Włodzimierz Kwieciński was a chairman of the Organizing Committee of many international tournaments and championships held in Poland:
- World Championships (Łódź – 2012; Pruszków – Warsaw – 1998; Kraków – 2016)
- three times the European championships (Rzeszów – 2006; Łódź – 1992, 1999)
- several times the World Cup
- several times the European Cup

==Projects==
Włodzimierz Kwieciński – a promoter of karate culture and budo philosophy by predilection, is an originator of the investment – Japanese Martial Arts and Sports Centre "Dojo – Stara Wieś" located in the village Stara Wieś, Poland.

The Dojo project started in 2003. The first day featured personal participation of Sensei Hidetaka Nishiyama, founder and first chairman of the International Traditional Karate Federation (ITKF), the "spiritual father" and patron of this extraordinary idea. The centre was officially opened six years letter (on October 10, 2009) by the former President of Poland Lech Wałęsa, a man who had, throughout his life, followed the great values common to all people: peace, respect and understanding.

Dojo – Stara Wieś was designed and built in accordance with the principles of Japanese architecture amid the Polish landscape and is unique on a world scale. It is the world's largest performance training centre for Far Eastern martial arts and sports. Dojo – Stara Wieś is the official training base of Poland's Traditional Karate National Team. It is also the centre of budo philosophy. It offers comprehensive training opportunities and a chance to experience the spirit, atmosphere and philosophy of Japanese martial arts to all visitors.

Włodzimierz Kwieciński was the originator of a nobly project under the name: "Solidarity Bridge – Polish holiday for children from Japan". Because of a long-term cooperation and intimate friendship between Japan and Poland, he couldn't stay indifferent to suffering and heavy toll caused by the earthquake and tsunami.

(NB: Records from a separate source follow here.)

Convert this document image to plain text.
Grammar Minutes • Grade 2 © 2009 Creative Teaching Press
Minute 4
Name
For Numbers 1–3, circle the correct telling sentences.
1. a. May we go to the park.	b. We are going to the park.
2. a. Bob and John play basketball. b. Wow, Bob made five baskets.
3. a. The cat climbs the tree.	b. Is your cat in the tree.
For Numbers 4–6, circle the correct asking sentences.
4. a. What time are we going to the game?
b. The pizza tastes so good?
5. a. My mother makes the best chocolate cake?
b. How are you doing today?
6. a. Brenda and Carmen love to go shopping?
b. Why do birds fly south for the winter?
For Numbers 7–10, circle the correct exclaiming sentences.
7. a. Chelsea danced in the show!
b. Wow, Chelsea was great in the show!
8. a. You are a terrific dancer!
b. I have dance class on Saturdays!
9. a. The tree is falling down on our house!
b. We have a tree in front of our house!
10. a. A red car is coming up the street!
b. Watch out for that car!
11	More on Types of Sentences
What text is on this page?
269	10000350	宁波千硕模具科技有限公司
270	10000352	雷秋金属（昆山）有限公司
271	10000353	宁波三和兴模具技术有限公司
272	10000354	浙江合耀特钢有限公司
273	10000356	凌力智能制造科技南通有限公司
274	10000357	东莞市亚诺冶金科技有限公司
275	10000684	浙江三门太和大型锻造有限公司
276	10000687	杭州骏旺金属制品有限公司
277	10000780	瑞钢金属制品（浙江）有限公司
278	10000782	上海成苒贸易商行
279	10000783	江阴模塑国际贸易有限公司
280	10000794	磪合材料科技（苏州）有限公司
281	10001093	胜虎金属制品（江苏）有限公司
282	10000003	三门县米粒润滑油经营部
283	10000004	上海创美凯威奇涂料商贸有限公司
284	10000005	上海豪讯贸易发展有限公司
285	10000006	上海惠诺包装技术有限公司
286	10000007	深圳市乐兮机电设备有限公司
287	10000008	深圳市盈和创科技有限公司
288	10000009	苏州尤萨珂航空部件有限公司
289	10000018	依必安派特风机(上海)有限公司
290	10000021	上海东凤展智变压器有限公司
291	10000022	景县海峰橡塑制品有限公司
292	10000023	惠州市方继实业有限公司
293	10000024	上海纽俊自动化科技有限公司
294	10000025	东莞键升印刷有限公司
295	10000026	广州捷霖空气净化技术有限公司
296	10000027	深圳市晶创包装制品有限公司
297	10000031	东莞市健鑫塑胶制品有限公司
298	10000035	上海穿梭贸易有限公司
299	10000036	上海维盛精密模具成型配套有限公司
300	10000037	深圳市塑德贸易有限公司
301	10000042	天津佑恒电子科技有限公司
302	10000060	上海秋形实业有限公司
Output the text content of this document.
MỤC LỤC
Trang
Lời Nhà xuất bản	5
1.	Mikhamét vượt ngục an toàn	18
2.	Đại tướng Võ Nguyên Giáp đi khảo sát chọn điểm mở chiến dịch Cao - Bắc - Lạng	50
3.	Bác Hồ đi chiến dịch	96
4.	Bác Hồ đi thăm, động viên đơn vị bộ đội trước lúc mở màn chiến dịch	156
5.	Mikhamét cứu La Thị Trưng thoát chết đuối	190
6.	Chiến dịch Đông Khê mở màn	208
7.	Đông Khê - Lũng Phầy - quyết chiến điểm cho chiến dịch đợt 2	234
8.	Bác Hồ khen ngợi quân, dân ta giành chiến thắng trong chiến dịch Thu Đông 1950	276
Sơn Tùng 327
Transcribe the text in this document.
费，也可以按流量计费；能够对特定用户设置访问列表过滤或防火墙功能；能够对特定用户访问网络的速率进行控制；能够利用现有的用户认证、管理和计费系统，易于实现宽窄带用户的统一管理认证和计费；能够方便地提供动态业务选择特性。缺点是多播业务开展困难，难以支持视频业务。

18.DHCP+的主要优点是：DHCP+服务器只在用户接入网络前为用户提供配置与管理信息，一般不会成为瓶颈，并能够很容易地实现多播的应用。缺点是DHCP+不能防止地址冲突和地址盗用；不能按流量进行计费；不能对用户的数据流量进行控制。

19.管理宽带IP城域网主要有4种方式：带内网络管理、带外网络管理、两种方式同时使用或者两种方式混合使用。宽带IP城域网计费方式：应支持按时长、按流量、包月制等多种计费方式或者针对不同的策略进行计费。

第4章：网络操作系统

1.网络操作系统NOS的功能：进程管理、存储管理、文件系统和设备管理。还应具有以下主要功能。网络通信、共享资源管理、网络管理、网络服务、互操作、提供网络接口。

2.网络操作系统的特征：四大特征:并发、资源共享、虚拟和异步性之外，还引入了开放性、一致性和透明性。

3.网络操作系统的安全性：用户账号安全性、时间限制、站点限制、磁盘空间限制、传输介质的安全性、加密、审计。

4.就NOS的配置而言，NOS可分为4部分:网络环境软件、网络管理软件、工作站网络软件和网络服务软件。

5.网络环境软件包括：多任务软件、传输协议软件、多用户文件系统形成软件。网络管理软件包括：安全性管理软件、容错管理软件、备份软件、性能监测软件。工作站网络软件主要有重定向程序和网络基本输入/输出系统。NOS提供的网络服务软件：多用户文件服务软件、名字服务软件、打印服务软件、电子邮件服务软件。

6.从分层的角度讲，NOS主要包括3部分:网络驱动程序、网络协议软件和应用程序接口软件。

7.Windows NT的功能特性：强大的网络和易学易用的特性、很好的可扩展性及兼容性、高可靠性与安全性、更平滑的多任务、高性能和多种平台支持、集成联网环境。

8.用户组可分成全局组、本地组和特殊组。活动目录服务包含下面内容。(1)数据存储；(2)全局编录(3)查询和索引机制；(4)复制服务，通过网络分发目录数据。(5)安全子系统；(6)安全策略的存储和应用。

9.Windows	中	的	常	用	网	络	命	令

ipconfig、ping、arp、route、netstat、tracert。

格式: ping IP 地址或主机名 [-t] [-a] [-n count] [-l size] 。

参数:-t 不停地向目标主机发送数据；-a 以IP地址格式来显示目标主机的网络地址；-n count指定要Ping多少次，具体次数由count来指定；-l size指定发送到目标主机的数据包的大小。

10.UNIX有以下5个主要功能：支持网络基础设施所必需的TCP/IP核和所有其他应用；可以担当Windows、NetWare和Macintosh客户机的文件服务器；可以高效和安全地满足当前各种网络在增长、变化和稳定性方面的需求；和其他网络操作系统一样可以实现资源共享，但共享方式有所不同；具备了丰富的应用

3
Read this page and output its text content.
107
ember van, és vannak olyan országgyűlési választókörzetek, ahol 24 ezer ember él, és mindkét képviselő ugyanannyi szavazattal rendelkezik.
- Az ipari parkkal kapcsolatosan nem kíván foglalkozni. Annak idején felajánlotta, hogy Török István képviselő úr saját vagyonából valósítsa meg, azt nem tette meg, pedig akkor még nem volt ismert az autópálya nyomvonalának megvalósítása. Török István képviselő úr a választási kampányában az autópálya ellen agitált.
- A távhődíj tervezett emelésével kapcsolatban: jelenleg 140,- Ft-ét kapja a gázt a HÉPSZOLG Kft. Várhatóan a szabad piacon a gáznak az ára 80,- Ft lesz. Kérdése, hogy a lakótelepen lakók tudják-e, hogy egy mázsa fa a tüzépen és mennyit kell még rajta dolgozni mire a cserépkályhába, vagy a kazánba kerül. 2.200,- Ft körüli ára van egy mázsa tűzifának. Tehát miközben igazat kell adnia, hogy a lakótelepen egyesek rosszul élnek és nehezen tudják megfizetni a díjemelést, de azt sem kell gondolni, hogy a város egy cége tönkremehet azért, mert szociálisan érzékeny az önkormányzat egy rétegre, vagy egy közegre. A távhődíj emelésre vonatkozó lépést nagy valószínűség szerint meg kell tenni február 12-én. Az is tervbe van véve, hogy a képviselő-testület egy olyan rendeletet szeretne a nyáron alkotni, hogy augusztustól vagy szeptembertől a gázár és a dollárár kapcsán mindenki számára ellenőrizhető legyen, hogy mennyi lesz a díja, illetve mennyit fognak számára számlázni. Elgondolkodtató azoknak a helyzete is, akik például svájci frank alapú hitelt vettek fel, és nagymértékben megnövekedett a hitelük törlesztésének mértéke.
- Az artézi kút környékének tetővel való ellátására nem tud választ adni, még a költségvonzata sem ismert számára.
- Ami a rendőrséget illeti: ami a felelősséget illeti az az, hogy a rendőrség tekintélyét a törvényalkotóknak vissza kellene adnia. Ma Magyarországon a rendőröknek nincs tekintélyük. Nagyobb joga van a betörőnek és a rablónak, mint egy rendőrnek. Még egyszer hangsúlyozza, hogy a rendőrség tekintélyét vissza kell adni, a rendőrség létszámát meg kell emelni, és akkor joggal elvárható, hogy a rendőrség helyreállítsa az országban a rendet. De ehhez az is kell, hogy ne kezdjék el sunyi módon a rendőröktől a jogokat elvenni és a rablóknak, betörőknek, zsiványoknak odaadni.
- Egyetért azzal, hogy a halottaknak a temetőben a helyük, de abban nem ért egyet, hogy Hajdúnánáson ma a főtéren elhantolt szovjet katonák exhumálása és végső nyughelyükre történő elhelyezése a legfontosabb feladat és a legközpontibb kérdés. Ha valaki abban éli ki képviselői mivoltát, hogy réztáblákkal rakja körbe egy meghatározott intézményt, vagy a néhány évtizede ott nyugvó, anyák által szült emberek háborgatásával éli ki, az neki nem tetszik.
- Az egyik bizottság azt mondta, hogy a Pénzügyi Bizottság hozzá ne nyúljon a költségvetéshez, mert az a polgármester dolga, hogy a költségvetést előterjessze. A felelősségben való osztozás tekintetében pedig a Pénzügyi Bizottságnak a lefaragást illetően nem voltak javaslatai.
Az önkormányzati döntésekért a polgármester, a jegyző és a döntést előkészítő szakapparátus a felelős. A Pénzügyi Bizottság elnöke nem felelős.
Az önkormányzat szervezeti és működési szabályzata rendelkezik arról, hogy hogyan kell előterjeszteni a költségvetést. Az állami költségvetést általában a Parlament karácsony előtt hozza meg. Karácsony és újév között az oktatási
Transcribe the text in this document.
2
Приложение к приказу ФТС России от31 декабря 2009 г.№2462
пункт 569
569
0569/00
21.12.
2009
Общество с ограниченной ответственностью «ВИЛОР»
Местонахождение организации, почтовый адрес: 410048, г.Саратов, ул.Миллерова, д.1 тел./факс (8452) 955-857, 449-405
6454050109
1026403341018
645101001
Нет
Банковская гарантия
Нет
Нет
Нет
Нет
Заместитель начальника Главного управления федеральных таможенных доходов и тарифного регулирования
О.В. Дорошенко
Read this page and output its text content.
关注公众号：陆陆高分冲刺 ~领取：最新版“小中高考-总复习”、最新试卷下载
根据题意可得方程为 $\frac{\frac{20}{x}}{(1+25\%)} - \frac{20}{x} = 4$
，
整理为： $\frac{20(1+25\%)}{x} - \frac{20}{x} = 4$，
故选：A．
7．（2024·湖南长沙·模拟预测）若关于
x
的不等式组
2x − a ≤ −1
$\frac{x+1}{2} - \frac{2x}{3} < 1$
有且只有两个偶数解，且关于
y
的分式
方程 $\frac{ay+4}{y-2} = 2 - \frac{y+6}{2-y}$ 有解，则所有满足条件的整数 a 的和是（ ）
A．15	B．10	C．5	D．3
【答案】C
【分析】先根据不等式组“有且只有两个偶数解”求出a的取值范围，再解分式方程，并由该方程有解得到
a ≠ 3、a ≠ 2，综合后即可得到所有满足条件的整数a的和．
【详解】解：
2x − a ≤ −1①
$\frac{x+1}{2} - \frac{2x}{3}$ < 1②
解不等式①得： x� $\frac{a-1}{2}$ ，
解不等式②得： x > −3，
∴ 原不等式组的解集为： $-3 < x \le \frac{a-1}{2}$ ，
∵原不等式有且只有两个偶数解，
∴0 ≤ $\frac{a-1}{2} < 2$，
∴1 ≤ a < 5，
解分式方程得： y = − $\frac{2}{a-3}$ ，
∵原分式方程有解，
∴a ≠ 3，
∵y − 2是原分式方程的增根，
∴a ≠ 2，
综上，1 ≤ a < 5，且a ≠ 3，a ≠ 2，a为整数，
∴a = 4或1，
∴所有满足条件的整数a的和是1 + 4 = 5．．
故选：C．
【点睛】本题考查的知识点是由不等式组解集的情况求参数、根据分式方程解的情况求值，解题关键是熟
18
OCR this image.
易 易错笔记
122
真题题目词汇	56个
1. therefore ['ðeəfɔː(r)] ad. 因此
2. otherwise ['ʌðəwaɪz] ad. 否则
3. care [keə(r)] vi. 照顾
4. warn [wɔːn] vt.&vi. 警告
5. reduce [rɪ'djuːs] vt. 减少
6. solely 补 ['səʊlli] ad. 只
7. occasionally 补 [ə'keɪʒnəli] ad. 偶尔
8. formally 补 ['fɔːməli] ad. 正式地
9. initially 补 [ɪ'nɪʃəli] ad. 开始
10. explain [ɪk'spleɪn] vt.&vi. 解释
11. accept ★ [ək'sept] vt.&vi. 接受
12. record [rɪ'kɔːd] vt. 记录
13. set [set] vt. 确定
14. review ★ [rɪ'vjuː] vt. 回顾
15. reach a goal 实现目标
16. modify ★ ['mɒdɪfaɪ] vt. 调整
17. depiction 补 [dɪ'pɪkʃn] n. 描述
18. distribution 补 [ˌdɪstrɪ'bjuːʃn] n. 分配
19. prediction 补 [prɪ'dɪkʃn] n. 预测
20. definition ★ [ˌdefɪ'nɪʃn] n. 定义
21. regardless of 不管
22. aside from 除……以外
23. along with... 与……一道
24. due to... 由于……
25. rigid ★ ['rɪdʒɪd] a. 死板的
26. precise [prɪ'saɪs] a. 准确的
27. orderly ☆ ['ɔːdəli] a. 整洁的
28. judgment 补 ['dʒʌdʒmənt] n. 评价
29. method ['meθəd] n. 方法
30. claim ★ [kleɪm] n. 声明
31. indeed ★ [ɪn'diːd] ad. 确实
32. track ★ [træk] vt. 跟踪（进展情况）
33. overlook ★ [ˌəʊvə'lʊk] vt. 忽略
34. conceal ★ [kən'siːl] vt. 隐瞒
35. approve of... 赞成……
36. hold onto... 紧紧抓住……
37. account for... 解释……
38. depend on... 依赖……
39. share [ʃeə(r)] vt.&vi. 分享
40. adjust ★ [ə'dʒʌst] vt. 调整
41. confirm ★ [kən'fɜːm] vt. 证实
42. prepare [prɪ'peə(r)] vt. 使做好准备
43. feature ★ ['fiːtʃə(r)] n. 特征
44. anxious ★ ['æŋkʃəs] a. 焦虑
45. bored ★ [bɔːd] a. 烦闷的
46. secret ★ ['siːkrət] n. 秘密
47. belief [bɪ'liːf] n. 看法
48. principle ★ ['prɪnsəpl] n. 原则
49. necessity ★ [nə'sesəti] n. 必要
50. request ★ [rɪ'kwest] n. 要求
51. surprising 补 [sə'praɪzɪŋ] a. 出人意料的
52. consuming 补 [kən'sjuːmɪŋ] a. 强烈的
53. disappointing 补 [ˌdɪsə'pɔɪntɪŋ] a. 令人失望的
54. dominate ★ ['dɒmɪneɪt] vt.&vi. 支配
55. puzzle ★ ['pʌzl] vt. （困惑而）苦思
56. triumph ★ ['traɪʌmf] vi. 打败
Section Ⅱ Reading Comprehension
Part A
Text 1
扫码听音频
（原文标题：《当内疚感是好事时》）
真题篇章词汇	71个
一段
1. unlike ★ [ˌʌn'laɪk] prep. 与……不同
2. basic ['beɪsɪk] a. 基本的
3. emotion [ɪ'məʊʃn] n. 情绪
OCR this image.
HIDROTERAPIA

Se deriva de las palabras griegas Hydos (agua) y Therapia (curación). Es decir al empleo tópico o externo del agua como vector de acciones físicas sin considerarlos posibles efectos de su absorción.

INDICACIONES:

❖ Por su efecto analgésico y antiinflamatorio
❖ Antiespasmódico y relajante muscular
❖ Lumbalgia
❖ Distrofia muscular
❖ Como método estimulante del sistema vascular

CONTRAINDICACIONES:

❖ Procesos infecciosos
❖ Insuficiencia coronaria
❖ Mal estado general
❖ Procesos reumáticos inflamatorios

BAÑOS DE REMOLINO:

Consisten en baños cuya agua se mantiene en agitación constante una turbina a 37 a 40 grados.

Traditional Karate Federation of Poland and Włodzimierz Kwieciński as a chairman invited 30 children from Japan to spend 2 weeks of summer holiday in Poland at the Japanese Martial Arts and Sports Centre "Dojo – Stara Wieś". They arranged for children a lot of activities and travels e.g. to Warsaw and Kraków.

A lot of organizations, foundations and individual people involved and offered their assistance to this nobly project. Lech Wałęsa – former president of Poland, Nobel Peace Prize recipient, consented to be the chairman of the Honorary Committee. Moreover, Jerzy Pomianowski – former ambassador of Poland in Japan agreed to act as Secretary of Honorary Committee. Radoslaw Sikorski – the former Polish Minister of Foreign Affairs took the Honorary Patronage of that undertaking. They also received support from Mrs. Jadwiga Maria Rodowicz – former ambassador of Poland in Tokyo, the local authorities and many others.

==Awards==
- 2001 – Silver Cross of the Order of Merit of the Republic of Poland – state award conferred by the president of Republic of Poland – for his contribution to development of traditional karate and great coach achievements.
- 2003 – Fair Play 2002 award from the Polish Olympic Committee for “behaviour of the audience in accordance with a fair play rule during traditional karate youth competition as well as during the Traditional Karate World Cup in Warsaw and the European Cup in Lodz”. He was handed an award by Mrs. Irena Szewinska, seven times Olympic medalist, member of International Olympic Committee.
- 2003 – Fair Play award from the Polish Sport Confederation for excellent organization of traditional karate tournaments, ensuring security to all participants of the events and cultural behaviour of the audience during the Traditional Karate World Cup Prokom 2003. He was handed an award by Andrzej Krasnicki, president of Polish Olympic Committee.
- 2012 – Order of the Rising Sun, Gold Rays with Rosette bestowed by the Emperor of Japan for his steadfast dedication to his study and pursuit of the concept of Budo which lies at the heart of the traditional karate. He was handed an award by Makoto Yamanaka, ambassador of Japan to Poland.
- 2012 – Golden Cross of the Order of Merit of the Republic of Poland – state award conferred by the president of Republic of Poland – on the occasion of the 40th anniversary of traditional karate in Poland for his contribution to development of this martial art in Poland.